Picon, Mario (2009). "Breaking power structures through NGO collaboration for a more inclusive participatory development: an application to post-conflict South Sudan" Paper presented at the 6th annual conference of the HDCA, 10-12 September 2009, Lima, Peru.

How is the success of participatory programs conditioned by local power structures and aid governance? What strategies can an NGO follow to improve the chances of success of participatory programs? These are the key questions the present case study explores. The transition from humanitarian assistance to development programs is seen by international organizations and donors as a key step in consolidating peace processes and re-building local capacity through human and physical capital. Previous research (Collier and Sambanis, 2002) has shown that the probability of a return to conflict is high in the years following a ceasefire. A preferred approach among donors and NGOs for starting development programs in a post-conflict environment is the through participation. Participatory development involves the community from the onset in the identification of priorities, promotes a sense of ownership of the outputs and outcomes of the development program (Mansuri and Rao, 2004), and generates functional capabilities, the ‘substantive freedoms people have reason to value’ (Sen, 1999). Critics of participatory development consider that the approach might slow down the development process and, moreover, either legitimize the local power structure, or create new dominant elites (Cooke and Kothari, 2001).

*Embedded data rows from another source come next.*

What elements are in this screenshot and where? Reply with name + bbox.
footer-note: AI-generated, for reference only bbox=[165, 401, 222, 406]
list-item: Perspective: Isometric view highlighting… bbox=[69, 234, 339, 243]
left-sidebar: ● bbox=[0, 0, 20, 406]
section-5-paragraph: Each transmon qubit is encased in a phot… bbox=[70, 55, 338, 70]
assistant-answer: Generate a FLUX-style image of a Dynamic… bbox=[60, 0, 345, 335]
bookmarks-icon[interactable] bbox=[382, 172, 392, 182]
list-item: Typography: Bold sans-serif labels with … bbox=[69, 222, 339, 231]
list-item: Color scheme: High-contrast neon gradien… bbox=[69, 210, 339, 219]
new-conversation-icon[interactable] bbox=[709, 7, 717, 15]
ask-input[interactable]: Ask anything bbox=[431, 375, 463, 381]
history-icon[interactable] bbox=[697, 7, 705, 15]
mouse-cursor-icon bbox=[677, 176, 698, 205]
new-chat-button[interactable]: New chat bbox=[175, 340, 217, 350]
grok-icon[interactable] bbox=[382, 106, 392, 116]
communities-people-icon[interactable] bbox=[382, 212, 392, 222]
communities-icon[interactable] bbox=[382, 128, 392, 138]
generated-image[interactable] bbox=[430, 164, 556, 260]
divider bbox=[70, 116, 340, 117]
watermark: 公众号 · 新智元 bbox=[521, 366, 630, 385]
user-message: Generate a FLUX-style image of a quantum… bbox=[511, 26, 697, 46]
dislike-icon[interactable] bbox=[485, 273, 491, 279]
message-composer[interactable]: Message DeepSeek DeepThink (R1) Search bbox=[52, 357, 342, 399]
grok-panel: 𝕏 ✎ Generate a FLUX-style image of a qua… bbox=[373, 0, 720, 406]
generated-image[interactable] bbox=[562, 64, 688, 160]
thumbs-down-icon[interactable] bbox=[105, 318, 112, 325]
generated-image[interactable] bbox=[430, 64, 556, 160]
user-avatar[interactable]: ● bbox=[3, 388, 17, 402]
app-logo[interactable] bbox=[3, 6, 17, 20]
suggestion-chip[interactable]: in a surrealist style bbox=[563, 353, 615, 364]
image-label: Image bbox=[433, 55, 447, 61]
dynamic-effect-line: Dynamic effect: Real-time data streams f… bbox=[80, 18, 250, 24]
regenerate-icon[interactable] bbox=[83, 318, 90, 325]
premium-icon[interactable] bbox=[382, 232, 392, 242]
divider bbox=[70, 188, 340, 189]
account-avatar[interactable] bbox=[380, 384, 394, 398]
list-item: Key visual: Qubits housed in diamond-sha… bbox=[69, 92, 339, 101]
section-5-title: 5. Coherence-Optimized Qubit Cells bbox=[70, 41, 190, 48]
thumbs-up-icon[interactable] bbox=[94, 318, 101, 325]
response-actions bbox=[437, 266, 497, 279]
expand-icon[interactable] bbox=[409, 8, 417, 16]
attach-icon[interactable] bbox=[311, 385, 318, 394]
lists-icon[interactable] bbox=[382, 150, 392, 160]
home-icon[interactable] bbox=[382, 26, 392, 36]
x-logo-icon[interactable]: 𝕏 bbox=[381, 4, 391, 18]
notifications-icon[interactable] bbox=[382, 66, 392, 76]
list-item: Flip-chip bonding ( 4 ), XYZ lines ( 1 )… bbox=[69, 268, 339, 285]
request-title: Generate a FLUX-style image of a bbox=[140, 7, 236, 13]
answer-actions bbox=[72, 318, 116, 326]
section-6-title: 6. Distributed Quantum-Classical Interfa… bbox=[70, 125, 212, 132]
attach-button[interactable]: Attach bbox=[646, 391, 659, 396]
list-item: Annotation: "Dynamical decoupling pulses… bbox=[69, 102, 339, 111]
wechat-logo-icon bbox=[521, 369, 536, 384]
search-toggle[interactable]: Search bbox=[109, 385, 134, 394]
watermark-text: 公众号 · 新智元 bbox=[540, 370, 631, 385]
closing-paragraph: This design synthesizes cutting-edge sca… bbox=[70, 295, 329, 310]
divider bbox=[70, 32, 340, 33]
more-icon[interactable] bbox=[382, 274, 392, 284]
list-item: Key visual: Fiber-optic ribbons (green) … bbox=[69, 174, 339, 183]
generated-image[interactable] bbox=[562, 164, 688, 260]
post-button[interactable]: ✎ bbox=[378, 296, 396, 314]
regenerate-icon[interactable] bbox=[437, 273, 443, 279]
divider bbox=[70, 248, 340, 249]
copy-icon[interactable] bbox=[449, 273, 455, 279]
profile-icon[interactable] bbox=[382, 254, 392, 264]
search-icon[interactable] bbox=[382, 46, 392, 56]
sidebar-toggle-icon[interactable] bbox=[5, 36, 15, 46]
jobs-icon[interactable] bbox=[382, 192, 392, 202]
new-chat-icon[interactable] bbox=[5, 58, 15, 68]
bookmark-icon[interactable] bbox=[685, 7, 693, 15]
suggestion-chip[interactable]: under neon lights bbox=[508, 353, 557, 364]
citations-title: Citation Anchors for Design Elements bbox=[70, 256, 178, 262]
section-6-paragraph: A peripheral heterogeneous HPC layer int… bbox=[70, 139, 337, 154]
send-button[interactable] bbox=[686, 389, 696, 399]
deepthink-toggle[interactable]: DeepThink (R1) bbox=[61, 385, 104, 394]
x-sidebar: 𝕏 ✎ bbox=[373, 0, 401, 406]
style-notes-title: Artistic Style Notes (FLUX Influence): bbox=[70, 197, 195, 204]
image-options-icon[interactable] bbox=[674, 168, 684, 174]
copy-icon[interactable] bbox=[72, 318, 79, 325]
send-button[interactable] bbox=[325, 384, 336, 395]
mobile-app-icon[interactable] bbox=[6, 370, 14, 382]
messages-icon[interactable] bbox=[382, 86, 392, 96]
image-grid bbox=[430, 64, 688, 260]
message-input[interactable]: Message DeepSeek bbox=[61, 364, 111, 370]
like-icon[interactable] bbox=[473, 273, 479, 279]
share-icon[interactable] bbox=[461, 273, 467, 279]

This paper explores the challenges a well-recognized (and relatively well-funded) international NGO faces while moving from humanitarian to development programs in South Sudan’s Upper Nile State. After fifty years of almost uninterrupted war between the North and the South, the signing of the Comprehensive Peace Agreement (CPA) in 2005 allowed thousands of South Sudanese to return to the lands they and their kin occupied before war. Most returnees have lived their whole lives in refugee camps, surviving only with food provided by donors. The CPA created a very particular status for Upper Nile State. While the area is part of autonomous South Sudan, and will participate of the 2011 Referendum to decide the independence of the region, Upper Nile is one of two states whose administrative authorities are still appointed by the Sudanese Government in Khartoum. Meantime, development coordinators are appointed by the autonomous government of South Sudan, in Juba.